The accident fouled 400 km of beaches and shoreline, crippled local industries including fishing, tourism and salt production and killed tens of thousands of seabirds.

The case finally came to trial in February 2007, just as Total announced record annual profits of 12 billion euros.

Before the ruling, civil parties had been demanding up to 1 billion euros in damages.


MURKY WORLD

The Erika trial was one of the biggest environmental cases to come to court in France, encouraging hopes among green groups that polluters would be held accountable for damage to the natural world as well as to business and economic interests.

The ruling recognised that a polluter could be liable for the ecological damage caused by oil spills, although Greenpeace lawyer Alexandre Faros said the principle needed clarification.
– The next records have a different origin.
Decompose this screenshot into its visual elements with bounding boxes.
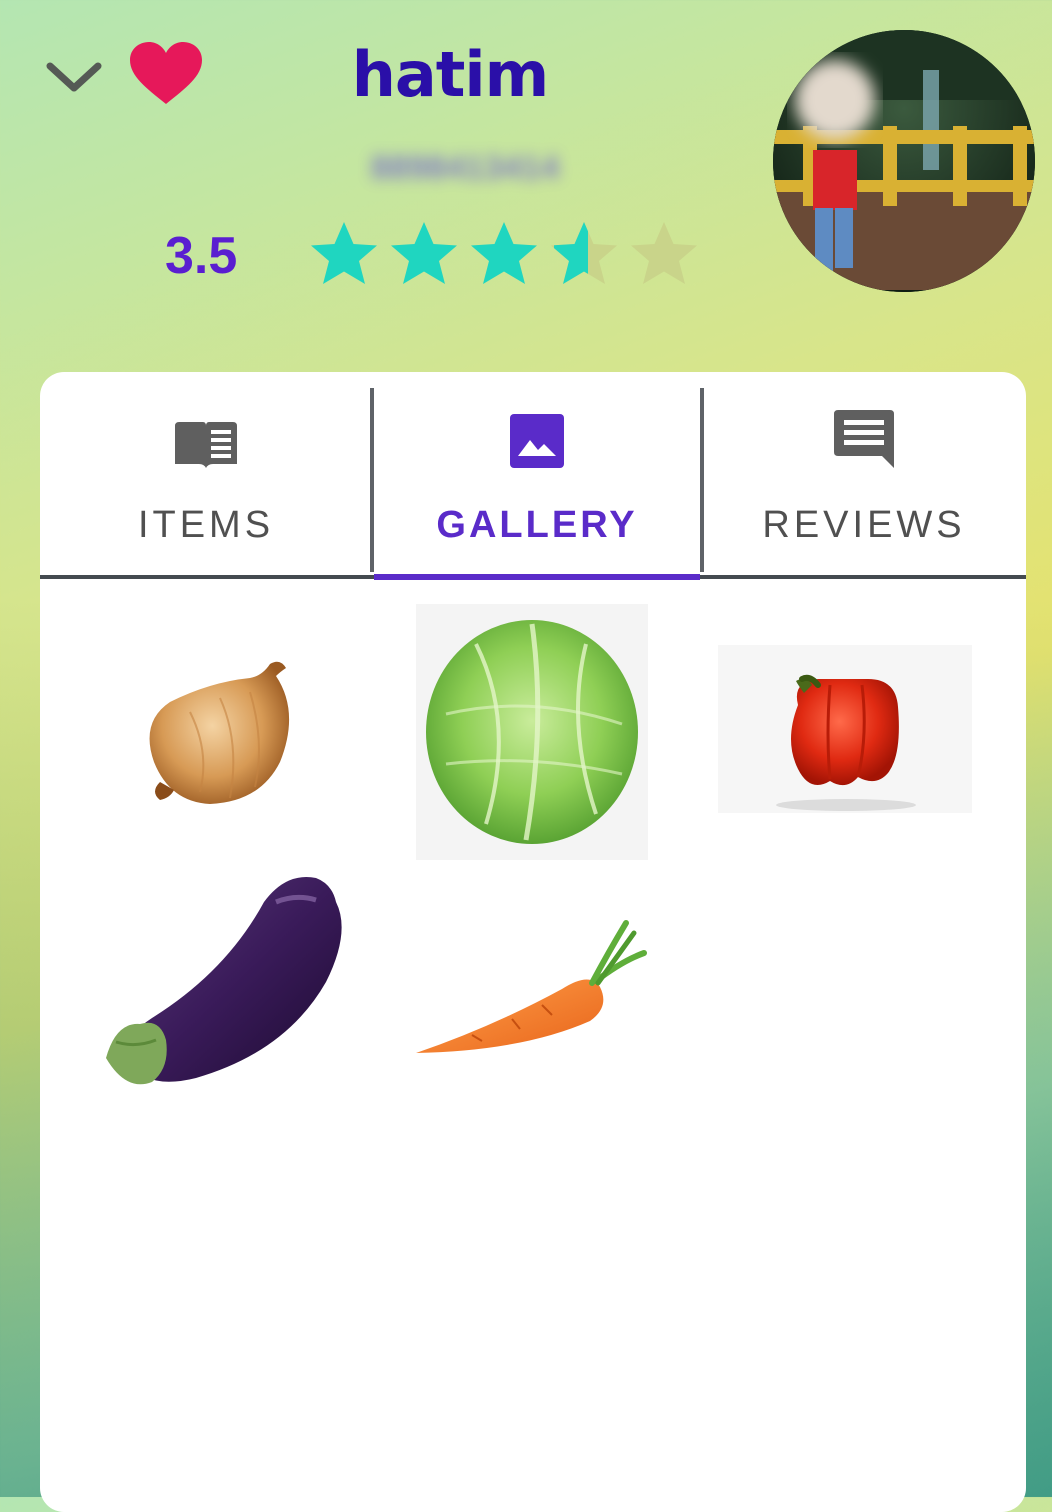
tab-items[interactable]: ITEMS (40, 372, 372, 577)
tab-reviews[interactable]: REVIEWS (702, 372, 1026, 577)
gallery-image-carrot[interactable] (412, 917, 652, 1067)
content-card: ITEMS GALLERY REVIEWS (40, 372, 1026, 1512)
star-icon (391, 222, 457, 284)
tab-gallery[interactable]: GALLERY (372, 372, 702, 577)
book-icon (175, 422, 237, 468)
rating-value: 3.5 (165, 227, 238, 285)
tab-label: REVIEWS (762, 504, 966, 546)
star-half-icon (551, 222, 617, 284)
tab-label: ITEMS (137, 504, 275, 546)
tab-divider (700, 388, 704, 572)
rating-stars (311, 222, 697, 284)
star-icon (311, 222, 377, 284)
chevron-down-icon[interactable] (42, 48, 106, 104)
active-tab-indicator (374, 574, 700, 580)
heart-icon[interactable] (126, 40, 206, 106)
gallery-image-cabbage[interactable] (416, 604, 648, 860)
tab-label: GALLERY (436, 504, 638, 546)
image-icon (510, 414, 564, 468)
vendor-phone: 8898413414 (370, 149, 560, 187)
tab-divider (370, 388, 374, 572)
comment-icon (834, 410, 894, 468)
gallery-image-red-bell-pepper[interactable] (718, 645, 972, 813)
star-empty-icon (631, 222, 697, 284)
vendor-name: hatim (351, 38, 549, 111)
gallery-image-eggplant[interactable] (96, 872, 356, 1102)
star-icon (471, 222, 537, 284)
gallery-image-onion[interactable] (130, 642, 310, 822)
avatar[interactable] (773, 30, 1035, 292)
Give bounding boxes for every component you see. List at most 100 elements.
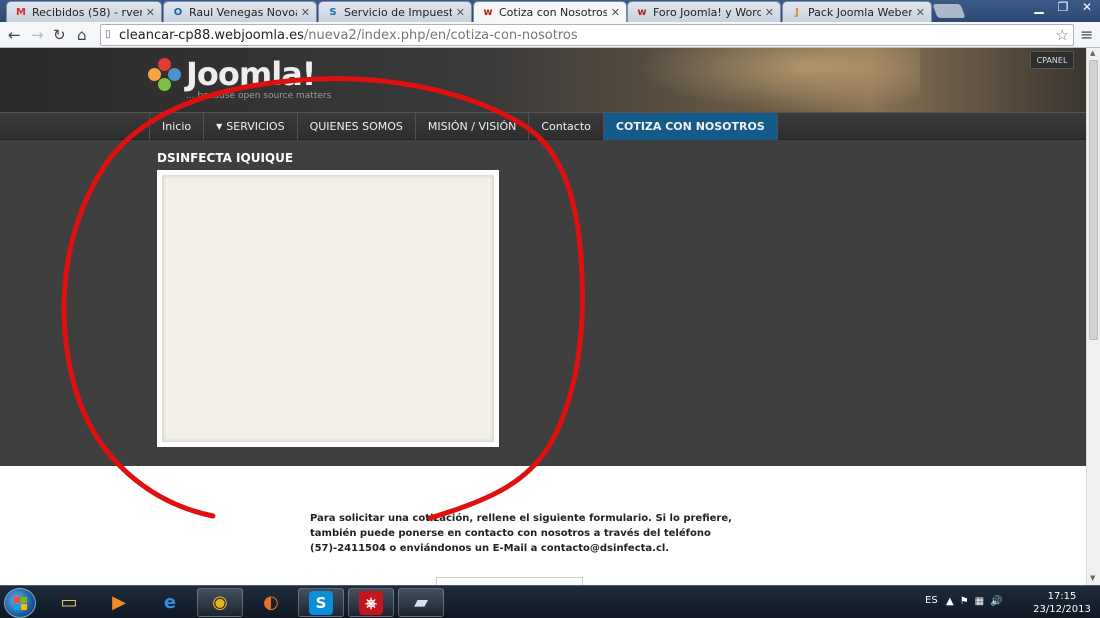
media-player-icon: ▶ bbox=[112, 592, 126, 613]
volume-icon[interactable]: 🔊 bbox=[990, 596, 1002, 607]
new-tab-button[interactable] bbox=[932, 4, 966, 18]
window-controls: ▁ ❐ ✕ bbox=[1032, 0, 1094, 14]
windows-taskbar: ▭ ▶ e ◉ ◐ S ⎈ ▰ ES ▲ ⚑ ▦ 🔊 17:15 23/12/2013 bbox=[0, 585, 1100, 618]
webempresa-icon: w bbox=[637, 6, 647, 18]
site-header: Joomla! ... because open source matters … bbox=[0, 48, 1086, 112]
tab-title: Servicio de Impuestos Inte bbox=[344, 5, 452, 19]
browser-tab-bar: M Recibidos (58) - rvenegas ✕ O Raul Venegas… bbox=[0, 0, 1100, 22]
page-scrollbar[interactable]: ▲ ▼ bbox=[1086, 48, 1100, 585]
network-icon[interactable]: ▦ bbox=[975, 596, 984, 607]
nav-item-label: COTIZA CON NOSOTROS bbox=[615, 120, 765, 133]
system-clock[interactable]: 17:15 23/12/2013 bbox=[1032, 590, 1092, 616]
screen: M Recibidos (58) - rvenegas ✕ O Raul Venegas… bbox=[0, 0, 1100, 618]
joomla-logo-icon bbox=[148, 58, 181, 91]
nav-item[interactable]: Inicio bbox=[150, 113, 205, 140]
site-logo[interactable]: Joomla! bbox=[148, 55, 316, 93]
scroll-down-arrow-icon[interactable]: ▼ bbox=[1090, 574, 1095, 582]
taskbar-app-button[interactable]: ▰ bbox=[398, 588, 444, 617]
chrome-icon: ◉ bbox=[212, 592, 228, 613]
reload-button[interactable]: ↻ bbox=[53, 26, 66, 44]
taskbar-app-button[interactable]: ◉ bbox=[197, 588, 243, 617]
contact-info-text: Para solicitar una cotización, rellene e… bbox=[310, 513, 732, 554]
close-tab-icon[interactable]: ✕ bbox=[146, 6, 155, 19]
form-field[interactable] bbox=[436, 577, 583, 585]
tab-title: Raul Venegas Novoa - Ou bbox=[189, 5, 297, 19]
taskbar-app-button[interactable]: e bbox=[147, 588, 193, 617]
content-area: Para solicitar una cotización, rellene e… bbox=[0, 466, 1086, 585]
browser-tab[interactable]: J Pack Joomla Webempresa ✕ bbox=[782, 1, 932, 22]
back-button[interactable]: ← bbox=[8, 26, 21, 44]
url-path: /nueva2/index.php/en/cotiza-con-nosotros bbox=[303, 28, 578, 43]
nav-item-label: Contacto bbox=[541, 120, 591, 133]
nav-item[interactable]: QUIENES SOMOS bbox=[298, 113, 416, 140]
close-tab-icon[interactable]: ✕ bbox=[456, 6, 465, 19]
close-tab-icon[interactable]: ✕ bbox=[301, 6, 310, 19]
chrome-menu-icon[interactable]: ≡ bbox=[1080, 25, 1093, 44]
url-text: cleancar-cp88.webjoomla.es/nueva2/index.… bbox=[119, 28, 578, 43]
taskbar-app-button[interactable]: S bbox=[298, 588, 344, 617]
nav-item-label: SERVICIOS bbox=[226, 120, 285, 133]
clock-time: 17:15 bbox=[1047, 591, 1077, 602]
acrobat-icon: ⎈ bbox=[359, 590, 383, 615]
nav-item-label: MISIÓN / VISIÓN bbox=[427, 120, 517, 133]
nav-item-label: Inicio bbox=[162, 120, 192, 133]
map-frame bbox=[157, 170, 499, 447]
notepad-icon: ▰ bbox=[414, 592, 428, 613]
tab-title: Pack Joomla Webempresa bbox=[808, 5, 912, 19]
dropdown-caret-icon: ▼ bbox=[216, 122, 223, 131]
browser-tab[interactable]: w Foro Joomla! y WordPress ✕ bbox=[627, 1, 781, 22]
taskbar-app-button[interactable]: ▭ bbox=[46, 588, 92, 617]
gmail-icon: M bbox=[16, 6, 26, 18]
logo-tagline: ... because open source matters bbox=[186, 91, 332, 101]
tab-title: Foro Joomla! y WordPress bbox=[653, 5, 761, 19]
scroll-up-arrow-icon[interactable]: ▲ bbox=[1090, 49, 1095, 57]
nav-item[interactable]: Contacto bbox=[529, 113, 604, 140]
scrollbar-thumb[interactable] bbox=[1089, 60, 1098, 340]
close-tab-icon[interactable]: ✕ bbox=[916, 6, 925, 19]
outlook-icon: O bbox=[173, 6, 183, 18]
system-tray: ▲ ⚑ ▦ 🔊 bbox=[946, 596, 1003, 607]
browser-tab[interactable]: w Cotiza con Nosotros ✕ bbox=[473, 1, 627, 22]
tab-title: Recibidos (58) - rvenegas bbox=[32, 5, 142, 19]
nav-item[interactable]: ▼ SERVICIOS bbox=[204, 113, 298, 140]
maximize-button[interactable]: ❐ bbox=[1056, 0, 1070, 14]
minimize-button[interactable]: ▁ bbox=[1032, 0, 1046, 14]
browser-tab[interactable]: S Servicio de Impuestos Inte ✕ bbox=[318, 1, 472, 22]
nav-item[interactable]: COTIZA CON NOSOTROS bbox=[603, 113, 778, 140]
webempresa-icon: w bbox=[483, 6, 493, 18]
taskbar-app-button[interactable]: ◐ bbox=[248, 588, 294, 617]
close-window-button[interactable]: ✕ bbox=[1080, 0, 1094, 14]
map-embed[interactable] bbox=[162, 175, 494, 442]
home-button[interactable]: ⌂ bbox=[77, 26, 87, 44]
browser-tab[interactable]: O Raul Venegas Novoa - Ou ✕ bbox=[163, 1, 317, 22]
browser-toolbar: ← → ↻ ⌂ ▯ cleancar-cp88.webjoomla.es/nue… bbox=[0, 22, 1100, 48]
show-hidden-icons-icon[interactable]: ▲ bbox=[946, 596, 954, 607]
explorer-icon: ▭ bbox=[60, 592, 78, 613]
main-navigation: Inicio ▼ SERVICIOS QUIENES SOMOS MISIÓN / VI… bbox=[0, 112, 1086, 140]
taskbar-app-button[interactable]: ▶ bbox=[96, 588, 142, 617]
module-title: DSINFECTA IQUIQUE bbox=[157, 151, 294, 165]
taskbar-app-button[interactable]: ⎈ bbox=[348, 588, 394, 617]
web-page: Joomla! ... because open source matters … bbox=[0, 48, 1086, 585]
action-center-flag-icon[interactable]: ⚑ bbox=[960, 596, 969, 607]
language-indicator[interactable]: ES bbox=[925, 595, 938, 606]
cpanel-button[interactable]: CPANEL bbox=[1030, 51, 1074, 69]
address-bar[interactable]: ▯ cleancar-cp88.webjoomla.es/nueva2/inde… bbox=[100, 24, 1074, 46]
page-icon: ▯ bbox=[105, 29, 111, 40]
firefox-icon: ◐ bbox=[263, 592, 279, 613]
start-button[interactable] bbox=[4, 588, 36, 618]
nav-item[interactable]: MISIÓN / VISIÓN bbox=[416, 113, 530, 140]
bookmark-star-icon[interactable]: ☆ bbox=[1056, 26, 1069, 44]
internet-explorer-icon: e bbox=[163, 592, 177, 613]
nav-item-label: QUIENES SOMOS bbox=[309, 120, 403, 133]
joomla-icon: J bbox=[795, 6, 799, 18]
logo-text: Joomla! bbox=[186, 55, 316, 93]
browser-tab[interactable]: M Recibidos (58) - rvenegas ✕ bbox=[6, 1, 162, 22]
close-tab-icon[interactable]: ✕ bbox=[611, 6, 620, 19]
tab-title: Cotiza con Nosotros bbox=[499, 5, 607, 19]
close-tab-icon[interactable]: ✕ bbox=[765, 6, 774, 19]
skype-icon: S bbox=[309, 590, 333, 615]
sii-icon: S bbox=[329, 6, 337, 18]
clock-date: 23/12/2013 bbox=[1033, 604, 1091, 615]
forward-button[interactable]: → bbox=[31, 26, 44, 44]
"It's the beginnings of a recognition of a principle whose outline will have to be defined much more clearly in international law, in my opinion," he said.

Total said it chartered the ship in good faith, relying on documentation certifying it as seaworthy and only learned that its internal structures were corroded after the accident.

"All the oil companies are going to have to get round a table to work out what the consequences are," Total's lawyer Daniel Soulez-Lariviere told reporters after the verdict.

"Everyone's going to applaud. Whether it's just, I say no," he said. "Whether it's a judgment in the general interest, I don't think so," he said.

The trial lifted the lid on a murky world of offshore- registered tankers and labyrinthine ownership arrangements that made it difficult to establish responsibility for the disaster.

Total was accused of marine pollution, failing to take measures to prevent the pollution and complicity in endangering human life, a charge of which it was found not guilty.